第2章 タカシの夢はお笑い芸人? (その90)
「ひとつは、さっきも言ったんだが、日本にはそうした技術者が大勢いる企業がないってことだ。
お爺ちゃんからもそうした話を聞いていたんだが、学校の先生からも同じような話をされてな。
それに・・・。」
父親はそこで珈琲に手を伸ばす。
「ん? それに?」
孝は話の先を急ぎたかった。
「そうした大企業の技術者になろうとするんだったら、最低でも一流と言われる大学の工学系を卒業しなければ・・・って言われて。」
「う、うん・・・、そ、そうだろうね。」
孝もその点は同調できる。まさに、自分がそうした選択の立場に立たされているのだから実感もある。
「でもなぁ~・・・、お父さん、飛行機の設計がやりたいって思うのに、学校の成績は数学も理科も中程度だったし・・・。いや、気持ちとしたら、理数系は苦手だったんだ。

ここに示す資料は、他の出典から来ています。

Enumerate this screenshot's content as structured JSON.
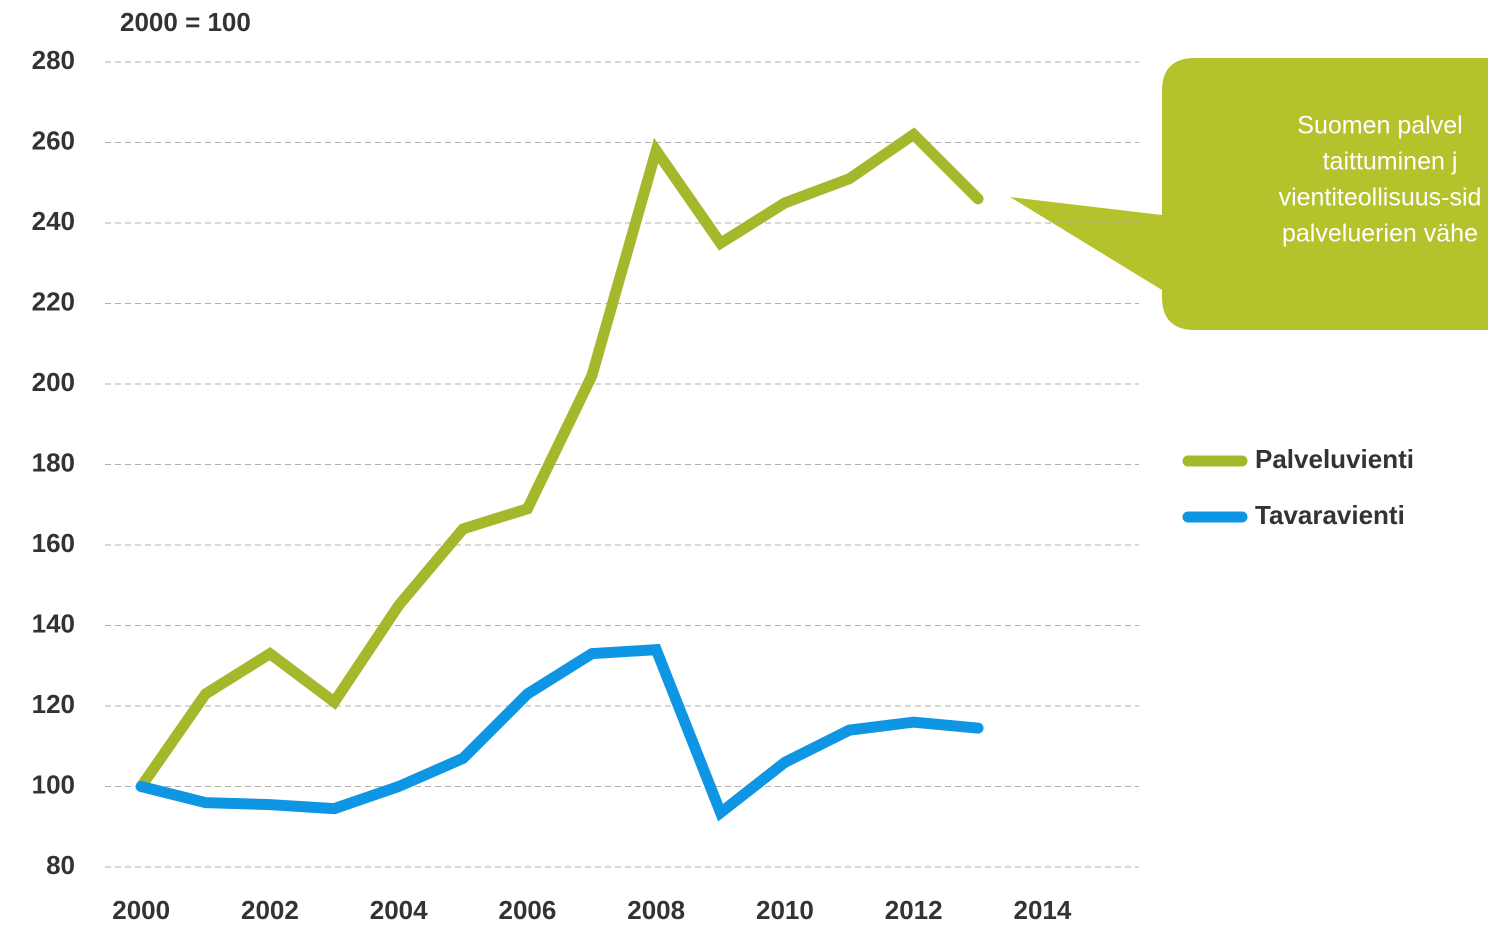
{
  "chart_data": {
    "type": "line",
    "y_unit_label": "2000 = 100",
    "x": [
      2000,
      2001,
      2002,
      2003,
      2004,
      2005,
      2006,
      2007,
      2008,
      2009,
      2010,
      2011,
      2012,
      2013
    ],
    "series": [
      {
        "name": "Palveluvienti",
        "color": "#a5b82c",
        "values": [
          100,
          123,
          133,
          121,
          145,
          164,
          169,
          202,
          258,
          235,
          245,
          251,
          262,
          246
        ]
      },
      {
        "name": "Tavaravienti",
        "color": "#0e96e4",
        "values": [
          100,
          96,
          95.5,
          94.5,
          100,
          107,
          123,
          133,
          134,
          93.5,
          106,
          114,
          116,
          114.5
        ]
      }
    ],
    "xlim": [
      1999.5,
      2015.5
    ],
    "xticks": [
      2000,
      2002,
      2004,
      2006,
      2008,
      2010,
      2012,
      2014
    ],
    "ylim": [
      80,
      280
    ],
    "yticks": [
      80,
      100,
      120,
      140,
      160,
      180,
      200,
      220,
      240,
      260,
      280
    ],
    "grid": true,
    "legend": "right",
    "annotation": [
      "Suomen palvel",
      "taittuminen j",
      "vientiteollisuus-sid",
      "palveluerien vähe"
    ]
  }
}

学校の先生はその点を指摘してきてな。今の成績じゃあ、工学系の大学は苦しいぞ。高校で相当に勉強をしなければ・・・って。」
「そ、それで、どうしたの?」
「だからな、大学に行きたいのなら普通科の高校に行くべきだ。そうではなくって、専門的な能力を早くに習得したいのなら工業高校・商業高校・農業高校という選択もある。
そう言われたんだ。」
「そ、それで?」
孝は畳み掛ける。
「担任の先生が最後に言った言葉が強烈でな。」
「ん? な、何て言われたの?」
「『お前は家業がちゃんとしているってことで甘えてないか!』って・・・。」
「ええっ! あ、甘えてる?」
「ああ・・・、とどのつまり、最後は家業を継げばいいんだからって思ってないかってことだ。」
「そ、それで、お父さん、どう言ったの?」
「う~ん・・・、何も言えなかった。」
「・・・・・・。」
「そうしたら、先生、こうも言うんだ。
『それって、お父さんやお母さんを侮辱してることになるんだぞ』って・・・。」
「えええっっっ! ぶ、侮辱って・・・。」
孝は絶句する。
と、同時に、恐らくは、その言葉を聞いた当時の父親も同じだったに違いないと思う。